Meurtre mystérieux à Manhattan : le titre du film dit tout ce qu’il faut savoir. Woody Allen imagine un étrange meurtre dans un immeuble huppé de New York, avec une bonne part de mystère comme promis parce que tout semble sortir de l’imagination très fertile de l’un des personnages principaux. Loin de l’enquête sérieuse qu’un autre aurait pu imaginer, le cinéaste s’amuse avec ses New Yorkais un peu ridicules qu’il affectionne tant. Entre chamailleries de couple et improbables course-poursuites, un divertissement très sympathique.
Woody Allen ne se contente pas de réaliser le long-métrage, il a aussi coécrit le scénario et il interprète l’un des personnages principaux, Larry Lipton, agent littéraire.
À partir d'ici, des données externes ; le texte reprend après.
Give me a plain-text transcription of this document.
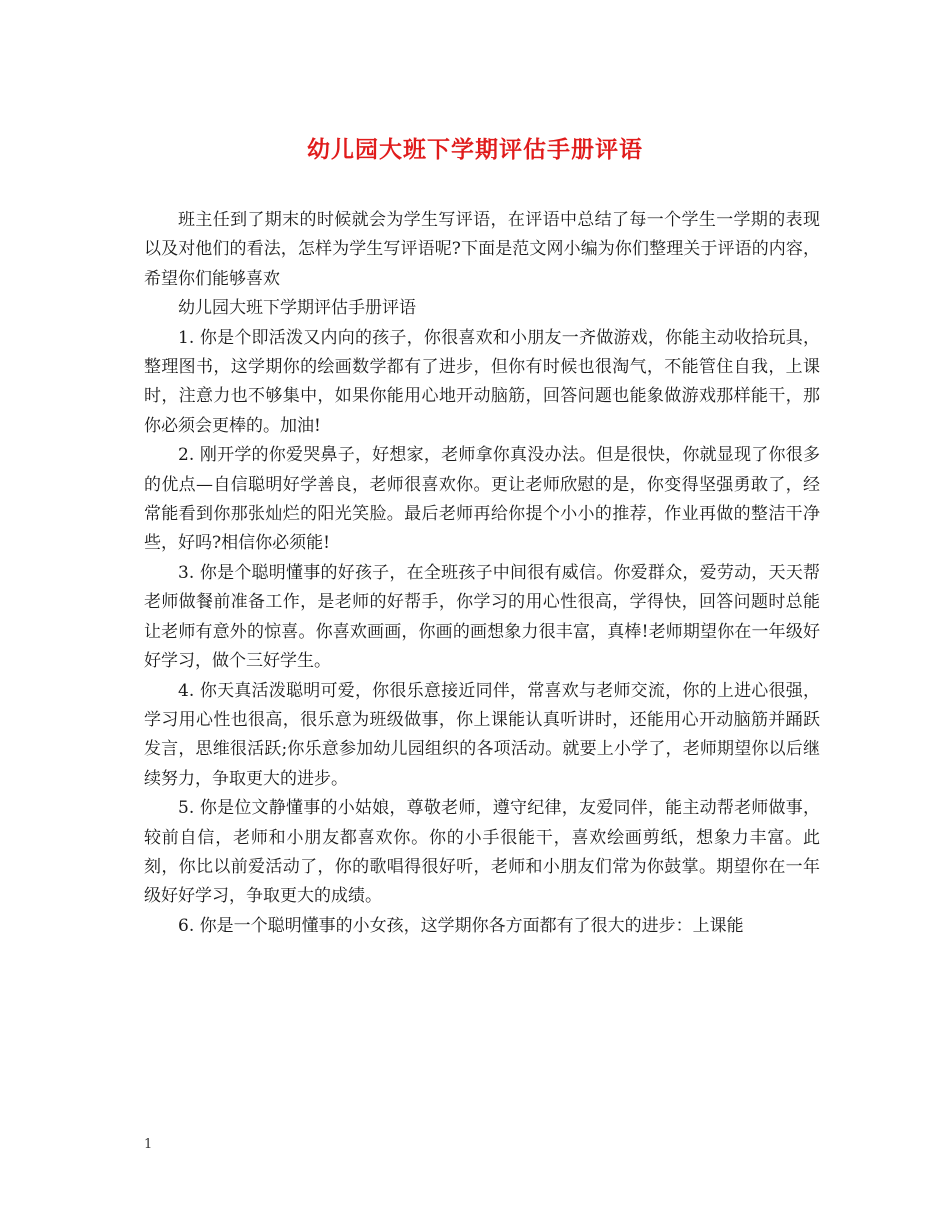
幼儿园大班下学期评估手册评语

班主任到了期末的时候就会为学生写评语，在评语中总结了每一个学生一学期的表现以及对他们的看法，怎样为学生写评语呢?下面是范文网小编为你们整理关于评语的内容，希望你们能够喜欢

幼儿园大班下学期评估手册评语

1. 你是个即活泼又内向的孩子，你很喜欢和小朋友一齐做游戏，你能主动收拾玩具，整理图书，这学期你的绘画数学都有了进步，但你有时候也很淘气，不能管住自我，上课时，注意力也不够集中，如果你能用心地开动脑筋，回答问题也能象做游戏那样能干，那你必须会更棒的。加油!

2. 刚开学的你爱哭鼻子，好想家，老师拿你真没办法。但是很快，你就显现了你很多的优点—自信聪明好学善良，老师很喜欢你。更让老师欣慰的是，你变得坚强勇敢了，经常能看到你那张灿烂的阳光笑脸。最后老师再给你提个小小的推荐，作业再做的整洁干净些，好吗?相信你必须能!

3. 你是个聪明懂事的好孩子，在全班孩子中间很有威信。你爱群众，爱劳动，天天帮老师做餐前准备工作，是老师的好帮手，你学习的用心性很高，学得快，回答问题时总能让老师有意外的惊喜。你喜欢画画，你画的画想象力很丰富，真棒!老师期望你在一年级好好学习，做个三好学生。

4. 你天真活泼聪明可爱，你很乐意接近同伴，常喜欢与老师交流，你的上进心很强，学习用心性也很高，很乐意为班级做事，你上课能认真听讲时，还能用心开动脑筋并踊跃发言，思维很活跃;你乐意参加幼儿园组织的各项活动。就要上小学了，老师期望你以后继续努力，争取更大的进步。

5. 你是位文静懂事的小姑娘，尊敬老师，遵守纪律，友爱同伴，能主动帮老师做事，较前自信，老师和小朋友都喜欢你。你的小手很能干，喜欢绘画剪纸，想象力丰富。此刻，你比以前爱活动了，你的歌唱得很好听，老师和小朋友们常为你鼓掌。期望你在一年级好好学习，争取更大的成绩。

6. 你是一个聪明懂事的小女孩，这学期你各方面都有了很大的进步：上课能

1
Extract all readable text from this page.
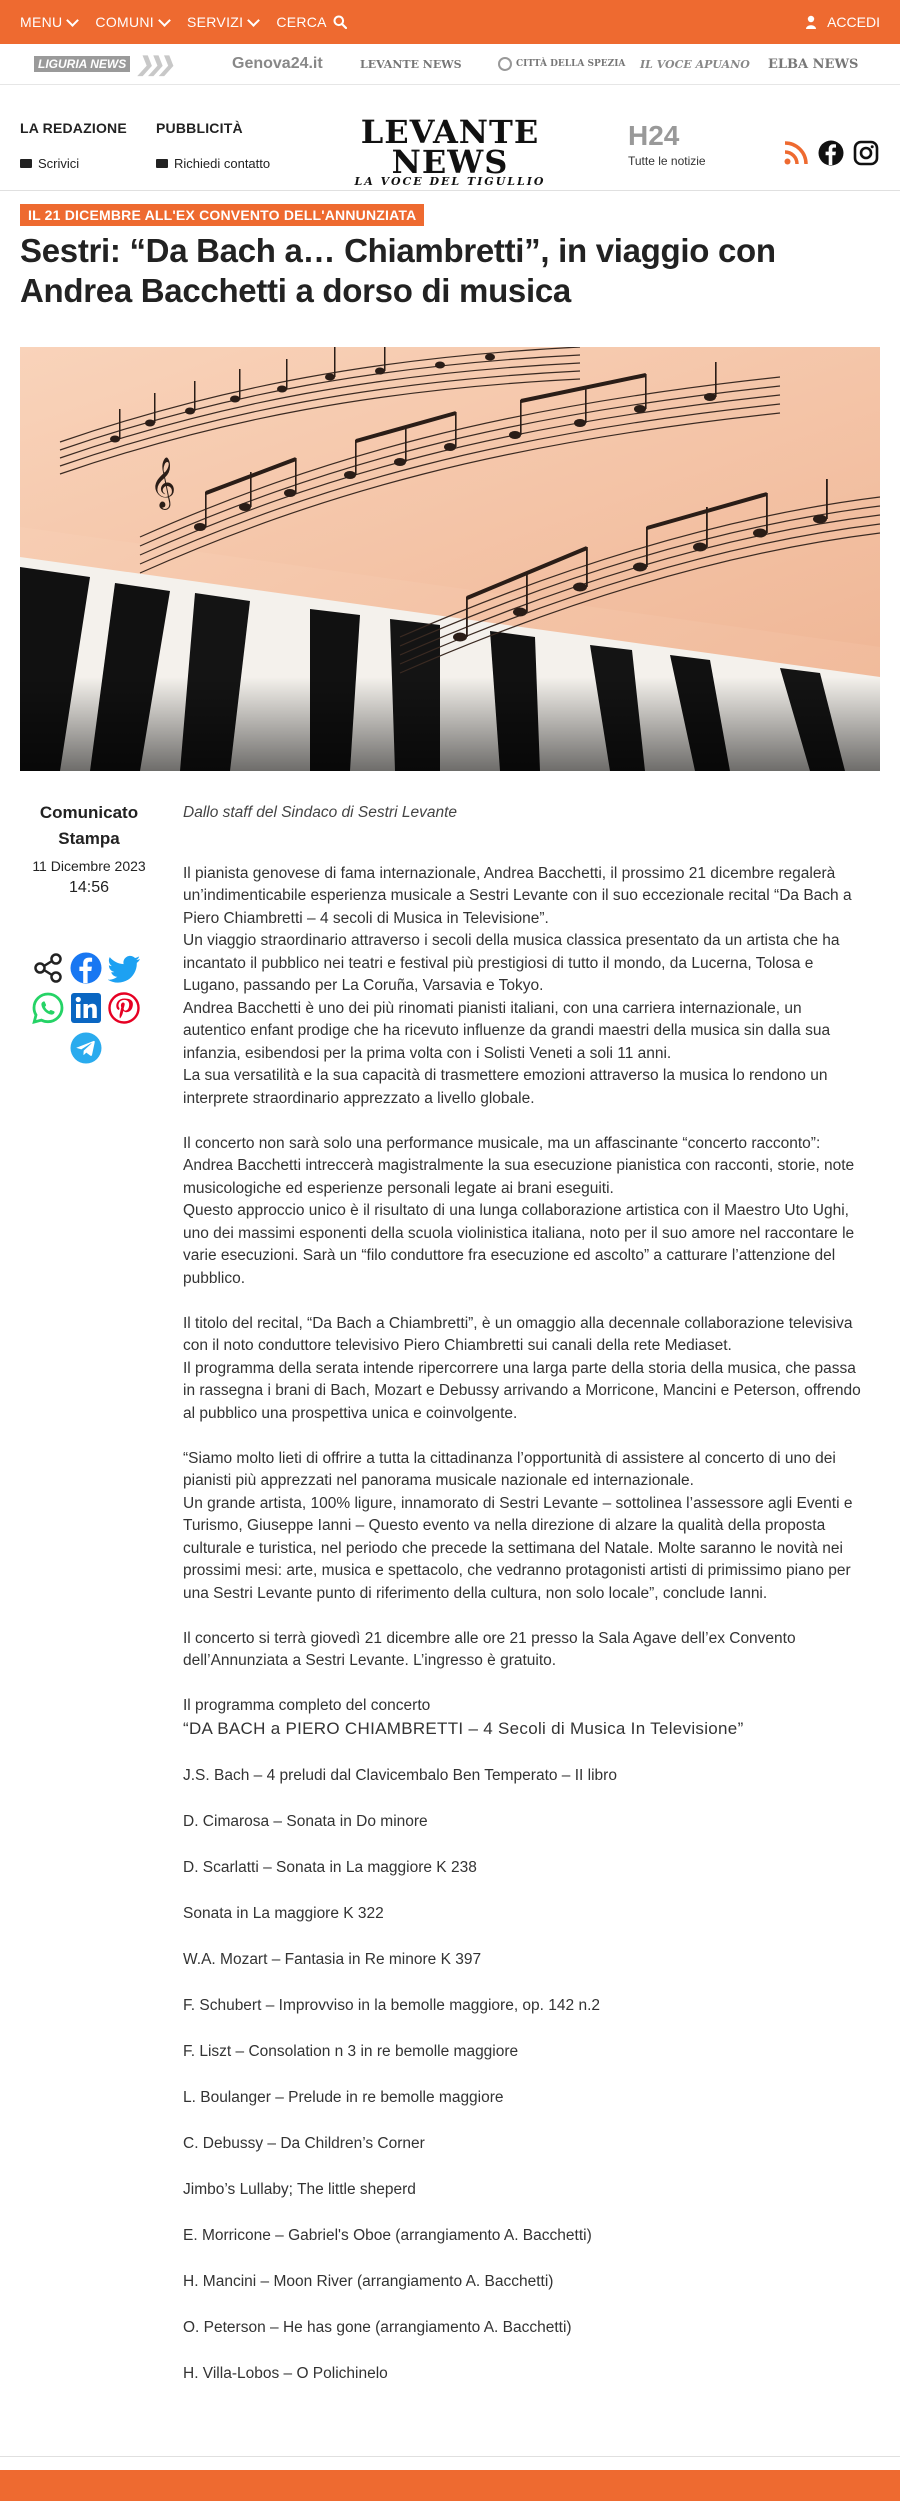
MENU COMUNI SERVIZI CERCA	ACCEDI
LIGURIA NEWS ❯❯❯	Genova24.it	LEVANTE NEWS	CITTÀ DELLA SPEZIA IL VOCE APUANO ELBA NEWS
LA REDAZIONE
Scrivici
PUBBLICITÀ
Richiedi contatto
LEVANTE NEWS
LA VOCE DEL TIGULLIO
H24
Tutte le notizie
IL 21 DICEMBRE ALL'EX CONVENTO DELL'ANNUNZIATA
Sestri: “Da Bach a… Chiambretti”, in viaggio con Andrea Bacchetti a dorso di musica
𝄞
Comunicato Stampa
11 Dicembre 2023
14:56

Dallo staff del Sindaco di Sestri Levante

Il pianista genovese di fama internazionale, Andrea Bacchetti, il prossimo 21 dicembre regalerà un’indimenticabile esperienza musicale a Sestri Levante con il suo eccezionale recital “Da Bach a Piero Chiambretti – 4 secoli di Musica in Televisione”.
Un viaggio straordinario attraverso i secoli della musica classica presentato da un artista che ha incantato il pubblico nei teatri e festival più prestigiosi di tutto il mondo, da Lucerna, Tolosa e Lugano, passando per La Coruña, Varsavia e Tokyo.
Andrea Bacchetti è uno dei più rinomati pianisti italiani, con una carriera internazionale, un autentico enfant prodige che ha ricevuto influenze da grandi maestri della musica sin dalla sua infanzia, esibendosi per la prima volta con i Solisti Veneti a soli 11 anni.
La sua versatilità e la sua capacità di trasmettere emozioni attraverso la musica lo rendono un interprete straordinario apprezzato a livello globale.

Il concerto non sarà solo una performance musicale, ma un affascinante “concerto racconto”: Andrea Bacchetti intreccerà magistralmente la sua esecuzione pianistica con racconti, storie, note musicologiche ed esperienze personali legate ai brani eseguiti.
Questo approccio unico è il risultato di una lunga collaborazione artistica con il Maestro Uto Ughi, uno dei massimi esponenti della scuola violinistica italiana, noto per il suo amore nel raccontare le varie esecuzioni. Sarà un “filo conduttore fra esecuzione ed ascolto” a catturare l’attenzione del pubblico.

Il titolo del recital, “Da Bach a Chiambretti”, è un omaggio alla decennale collaborazione televisiva con il noto conduttore televisivo Piero Chiambretti sui canali della rete Mediaset.
Il programma della serata intende ripercorrere una larga parte della storia della musica, che passa in rassegna i brani di Bach, Mozart e Debussy arrivando a Morricone, Mancini e Peterson, offrendo al pubblico una prospettiva unica e coinvolgente.

“Siamo molto lieti di offrire a tutta la cittadinanza l’opportunità di assistere al concerto di uno dei pianisti più apprezzati nel panorama musicale nazionale ed internazionale.
Un grande artista, 100% ligure, innamorato di Sestri Levante – sottolinea l’assessore agli Eventi e Turismo, Giuseppe Ianni – Questo evento va nella direzione di alzare la qualità della proposta culturale e turistica, nel periodo che precede la settimana del Natale. Molte saranno le novità nei prossimi mesi: arte, musica e spettacolo, che vedranno protagonisti artisti di primissimo piano per una Sestri Levante punto di riferimento della cultura, non solo locale”, conclude Ianni.

Il concerto si terrà giovedì 21 dicembre alle ore 21 presso la Sala Agave dell’ex Convento dell’Annunziata a Sestri Levante. L’ingresso è gratuito.

Il programma completo del concerto
“DA BACH a PIERO CHIAMBRETTI – 4 Secoli di Musica In Televisione”
J.S. Bach – 4 preludi dal Clavicembalo Ben Temperato – II libro
D. Cimarosa – Sonata in Do minore
D. Scarlatti – Sonata in La maggiore K 238
Sonata in La maggiore K 322
W.A. Mozart – Fantasia in Re minore K 397
F. Schubert – Improvviso in la bemolle maggiore, op. 142 n.2
F. Liszt – Consolation n 3 in re bemolle maggiore
L. Boulanger – Prelude in re bemolle maggiore
C. Debussy – Da Children’s Corner
Jimbo’s Lullaby; The little sheperd
E. Morricone – Gabriel's Oboe (arrangiamento A. Bacchetti)
H. Mancini – Moon River (arrangiamento A. Bacchetti)
O. Peterson – He has gone (arrangiamento A. Bacchetti)
H. Villa-Lobos – O Polichinelo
Alors qu’il rentre d’un match de hockey avec sa femme, Carol, ils croisent un couple de voisins plus âgés qui les invitent chez eux pour prendre un café. Le lendemain, la femme qui semblait en parfaite santé meurt brutalement d’une crise cardiaque, ce qui ne semble pas inquiéter son mari, Paul. Voilà qui suffit à rendre Carol suspecte : pourquoi n’est-il pas dévasté par sa mort, après 28 ans de mariage ? Et s’il avait quelque chose à voir avec sa mort ? Meurtre mystérieux à Manhattan se construit sur la seule suspicion de cette femme au foyer qui s’ennuie manifestement beaucoup trop depuis que son fils est parti à l’université. Elle suspecte Paul d’avoir tué sa femme, sans la moindre preuve pourtant, mais ça ne l’empêche pas de rester éveillée la nuit, de le prendre en filature et même d’entrer chez lui pour mener l’enquête. Le scénario a la bonne idée de ne pas confirmer d’entrée de jeu qu’elle a raison et plutôt de jouer sur la carte de la folie. Son mari considère qu’il n’y a rien de plus que l’imagination débordante de sa femme, et Ted, ami du couple qui a toujours eu un faible pour elle, joue le jeu uniquement pour passer du temps avec Carol. Cette manière de faire durer le suspense est maligne et il y a un autre bénéfice : le film serait beaucoup moins drôle si l’on avait directement la confirmation que le meurtre est réel. En l’état, Woody Allen a écrit non pas un thriller plein de suspense, mais davantage une comédie noire qui fonctionne très bien. Les délires de Carol sont très divertissants et la gêne ressentie par son mari complice des spectateurs est tout aussi amusante. C’est le meilleur du film, la fin plus classique n’est pas ennuyeuse d’autant que Meurtre mystérieux à Manhattan n’est pas trop long, mais elle est moins drôle et plus banale.
Dans la catégorie des Woody Allen légers, ce long-métrage est une belle réussite. Les traits d’humour du scénario sont excellents et même légendaires pour certains[^« Quand j’écoute trop Wagner, j’ai envie d’envahir la Pologne. », lance Woody Allen en sortant de l’opéra.] et le duo formé par le réalisateur et Diane Keaton fonctionne pleinement. Ce n’était probablement pas voulu lors du tournage au début des années 1990, mais le film a une drôle de saveur « OK boomers » aujourd’hui qui n’est pas déplaisante. Et alors que l’on approche de son trentième anniversaire, Meurtre mystérieux à Manhattan reste un très bon divertissement.